01.11.2016
Christ Church lecture series commemorates 800th anniversary of union of Dublin & Glendalough
A series of free lunchtime lectures marking the 800th anniversary of the union of the two dioceses of Dublin and Glendalough in 1216 will take place in Christ Church Cathedral from November 14 to 18. The lectures will be delivered during the Octave of St Laurence O’Toole, patron saint of Dublin, and will examine the union of the dioceses of Dublin & Glendalough.
The lunchtime lectures, which will take place at 1.30pm, begin on St Laurence O’Toole’s day Monday November 14, with ‘A Hiberno–Norse perspective’ on the diocesan union. This will be given by Professor Seán Duffy of the School of Histories and Humanities at Trinity College Dublin. Seán is a Fellow of TCD, a director of the Centre for Irish–Scottish and Comparative Studies, and chairman of the Friends of Medieval Dublin since 1998.
On Wednesday November 16, Dr Michael O’Neill will speak on the cathedrals of Dublin in 1216. Michael did his Ph.D. on the architecture of St Patrick’s cathedral and has been involved for many years in Christ Church’s Library and Archives committee, as part of which he has curated both an exhibition of the cathedral’s medieval stone in the north transept, and an exhibition of George Edmund Street’s restoration of the cathedral, which can still be viewed in the crypt.
Complementing the talk on the cathedrals of Dublin, Professor Rachel Moss of the Department of the History of Art and Architecture in TCD will give a paired art historical lecture on Thursday November 17 focussing on the churches of Glendalough around 1216. Rachel recently edited and mostly wrote the first volume on medieval Ireland in the Art and Architecture of Ireland series published by the Royal Irish Academy and Yale University Press. She is also the principal investigator in the Monastic Ireland, Landscape and Settlement project.
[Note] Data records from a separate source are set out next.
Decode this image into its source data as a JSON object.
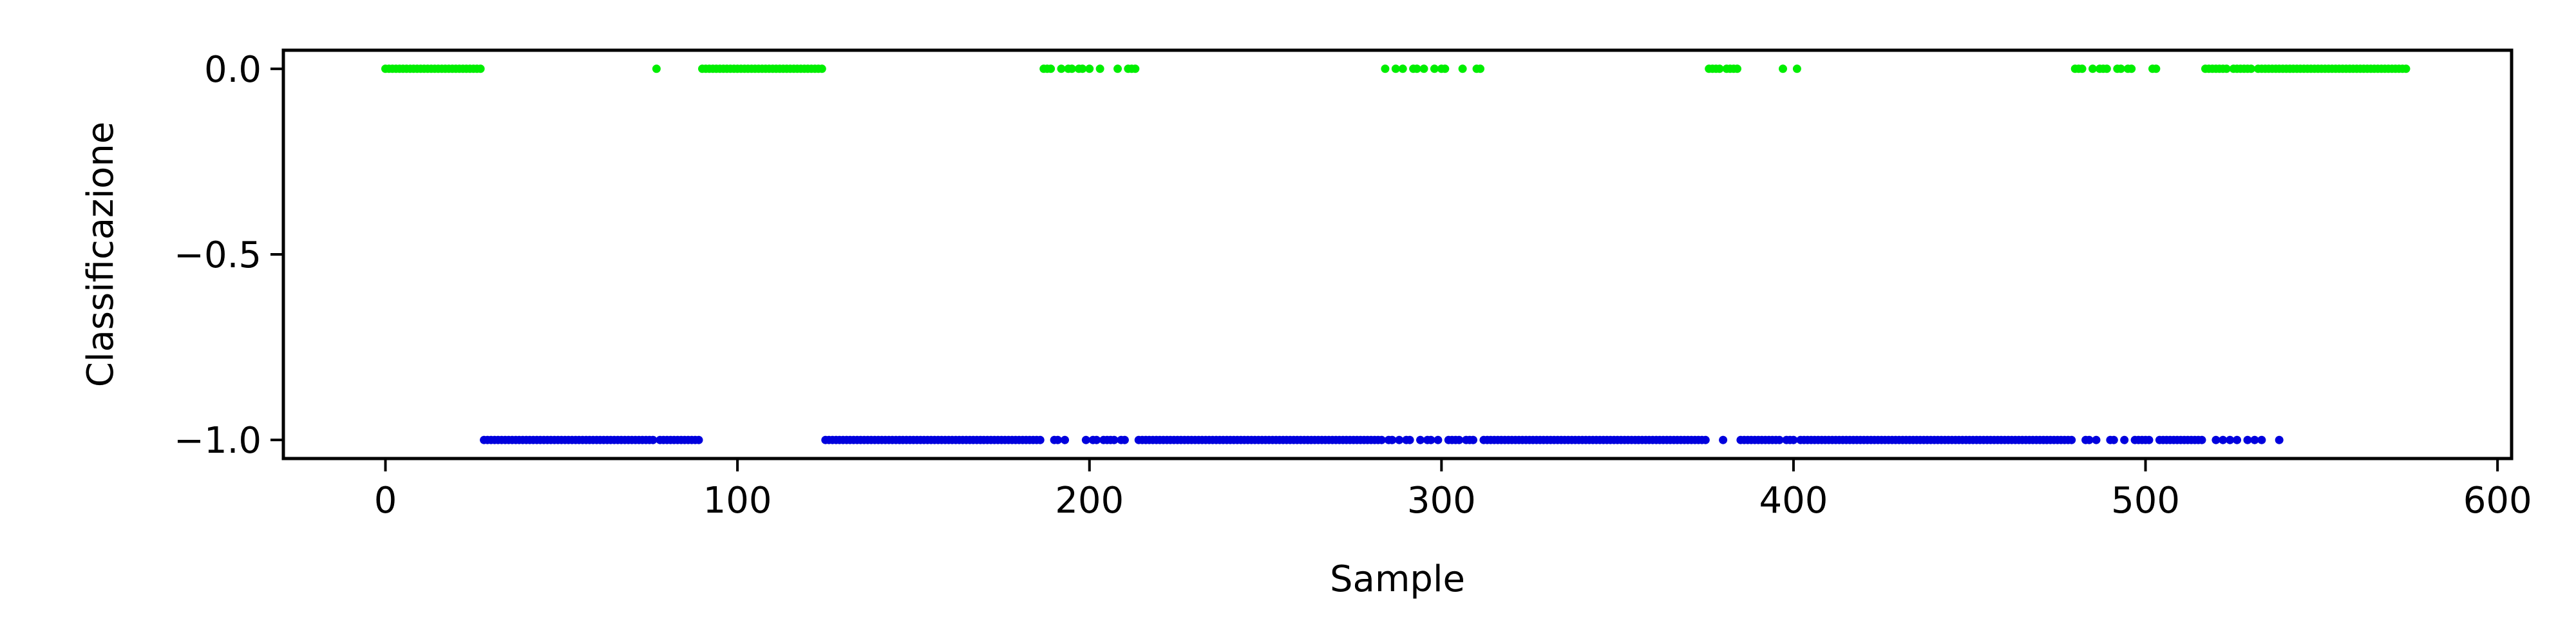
{
  "chart_data": {
    "type": "scatter",
    "title": "",
    "xlabel": "Sample",
    "ylabel": "Classificazione",
    "xlim": [
      -29,
      604
    ],
    "ylim": [
      -1.05,
      0.05
    ],
    "x_ticks": [
      0,
      100,
      200,
      300,
      400,
      500,
      600
    ],
    "x_tick_labels": [
      "0",
      "100",
      "200",
      "300",
      "400",
      "500",
      "600"
    ],
    "y_ticks": [
      0.0,
      -0.5,
      -1.0
    ],
    "y_tick_labels": [
      "0.0",
      "−0.5",
      "−1.0"
    ],
    "grid": false,
    "series": [
      {
        "color": "#00ee00",
        "y": 0.0,
        "x": [
          0,
          1,
          2,
          3,
          4,
          5,
          6,
          7,
          8,
          9,
          10,
          11,
          12,
          13,
          14,
          15,
          16,
          17,
          18,
          19,
          20,
          21,
          22,
          23,
          24,
          25,
          26,
          27,
          77,
          90,
          91,
          92,
          93,
          94,
          95,
          96,
          97,
          98,
          99,
          100,
          101,
          102,
          103,
          104,
          105,
          106,
          107,
          108,
          109,
          110,
          111,
          112,
          113,
          114,
          115,
          116,
          117,
          118,
          119,
          120,
          121,
          122,
          123,
          124,
          187,
          188,
          189,
          192,
          194,
          195,
          197,
          198,
          200,
          203,
          208,
          211,
          212,
          213,
          284,
          287,
          289,
          292,
          293,
          295,
          298,
          300,
          301,
          306,
          310,
          311,
          376,
          377,
          378,
          379,
          381,
          382,
          383,
          384,
          397,
          401,
          480,
          481,
          482,
          485,
          487,
          488,
          489,
          492,
          493,
          495,
          496,
          502,
          503,
          517,
          518,
          519,
          520,
          521,
          522,
          523,
          525,
          526,
          527,
          528,
          529,
          530,
          532,
          533,
          534,
          535,
          536,
          537,
          538,
          539,
          540,
          541,
          542,
          543,
          544,
          545,
          546,
          547,
          548,
          549,
          550,
          551,
          552,
          553,
          554,
          555,
          556,
          557,
          558,
          559,
          560,
          561,
          562,
          563,
          564,
          565,
          566,
          567,
          568,
          569,
          570,
          571,
          572,
          573,
          574
        ]
      },
      {
        "color": "#0000dd",
        "y": -1.0,
        "x": [
          28,
          29,
          30,
          31,
          32,
          33,
          34,
          35,
          36,
          37,
          38,
          39,
          40,
          41,
          42,
          43,
          44,
          45,
          46,
          47,
          48,
          49,
          50,
          51,
          52,
          53,
          54,
          55,
          56,
          57,
          58,
          59,
          60,
          61,
          62,
          63,
          64,
          65,
          66,
          67,
          68,
          69,
          70,
          71,
          72,
          73,
          74,
          75,
          76,
          78,
          79,
          80,
          81,
          82,
          83,
          84,
          85,
          86,
          87,
          88,
          89,
          125,
          126,
          127,
          128,
          129,
          130,
          131,
          132,
          133,
          134,
          135,
          136,
          137,
          138,
          139,
          140,
          141,
          142,
          143,
          144,
          145,
          146,
          147,
          148,
          149,
          150,
          151,
          152,
          153,
          154,
          155,
          156,
          157,
          158,
          159,
          160,
          161,
          162,
          163,
          164,
          165,
          166,
          167,
          168,
          169,
          170,
          171,
          172,
          173,
          174,
          175,
          176,
          177,
          178,
          179,
          180,
          181,
          182,
          183,
          184,
          185,
          186,
          190,
          191,
          193,
          199,
          201,
          202,
          204,
          205,
          206,
          207,
          209,
          210,
          214,
          215,
          216,
          217,
          218,
          219,
          220,
          221,
          222,
          223,
          224,
          225,
          226,
          227,
          228,
          229,
          230,
          231,
          232,
          233,
          234,
          235,
          236,
          237,
          238,
          239,
          240,
          241,
          242,
          243,
          244,
          245,
          246,
          247,
          248,
          249,
          250,
          251,
          252,
          253,
          254,
          255,
          256,
          257,
          258,
          259,
          260,
          261,
          262,
          263,
          264,
          265,
          266,
          267,
          268,
          269,
          270,
          271,
          272,
          273,
          274,
          275,
          276,
          277,
          278,
          279,
          280,
          281,
          282,
          283,
          285,
          286,
          288,
          290,
          291,
          294,
          296,
          297,
          299,
          302,
          303,
          304,
          305,
          307,
          308,
          309,
          312,
          313,
          314,
          315,
          316,
          317,
          318,
          319,
          320,
          321,
          322,
          323,
          324,
          325,
          326,
          327,
          328,
          329,
          330,
          331,
          332,
          333,
          334,
          335,
          336,
          337,
          338,
          339,
          340,
          341,
          342,
          343,
          344,
          345,
          346,
          347,
          348,
          349,
          350,
          351,
          352,
          353,
          354,
          355,
          356,
          357,
          358,
          359,
          360,
          361,
          362,
          363,
          364,
          365,
          366,
          367,
          368,
          369,
          370,
          371,
          372,
          373,
          374,
          375,
          380,
          385,
          386,
          387,
          388,
          389,
          390,
          391,
          392,
          393,
          394,
          395,
          396,
          398,
          399,
          400,
          402,
          403,
          404,
          405,
          406,
          407,
          408,
          409,
          410,
          411,
          412,
          413,
          414,
          415,
          416,
          417,
          418,
          419,
          420,
          421,
          422,
          423,
          424,
          425,
          426,
          427,
          428,
          429,
          430,
          431,
          432,
          433,
          434,
          435,
          436,
          437,
          438,
          439,
          440,
          441,
          442,
          443,
          444,
          445,
          446,
          447,
          448,
          449,
          450,
          451,
          452,
          453,
          454,
          455,
          456,
          457,
          458,
          459,
          460,
          461,
          462,
          463,
          464,
          465,
          466,
          467,
          468,
          469,
          470,
          471,
          472,
          473,
          474,
          475,
          476,
          477,
          478,
          479,
          483,
          484,
          486,
          490,
          491,
          494,
          497,
          498,
          499,
          500,
          501,
          504,
          505,
          506,
          507,
          508,
          509,
          510,
          511,
          512,
          513,
          514,
          515,
          516,
          524,
          531,
          520,
          522,
          526,
          529,
          533,
          538
        ]
      }
    ]
  }
}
The concluding lecture, on Friday November 18, balances Professor Duffy’s opening lecture with ‘An Anglo–Norman perspective’ on the diocesan union, and will be given by Canon Professor Adrian Empey, a medieval historian and former precentor of Christ Church (2001–8). Adrian taught medieval history at Central Washington State University (1968–1972), and then joined the priesthood. He later lectured in ecclesiastical history while holding the position of the principal of the Church of Ireland Theological College, attached to Trinity College, from 2001 to his retirement in 2008. He has published widely on themes relating to Anglo–Norman settlement.
The illustration used here, is a 3D scan of the Glendalough’s market cross undertaken by the Discovery Programme. A number of features of the cross suggest that it may have been copied from an 11th–century cross of Ottonian influence, and the most logical candidate is the miraculous cross of Christ Church, reputed to be speak and to be immoveable in 12th–century writings, and most likely brought to Christ Church in the early 11th century along with relics and a martyrology which were collected in Cologne where the first two bishops of Dublin were trained as Benedicines.
Needless to say, the lectures are free and all are welcome. The series is generously supported by the Friends of Christ Church Cathedral, Dublin.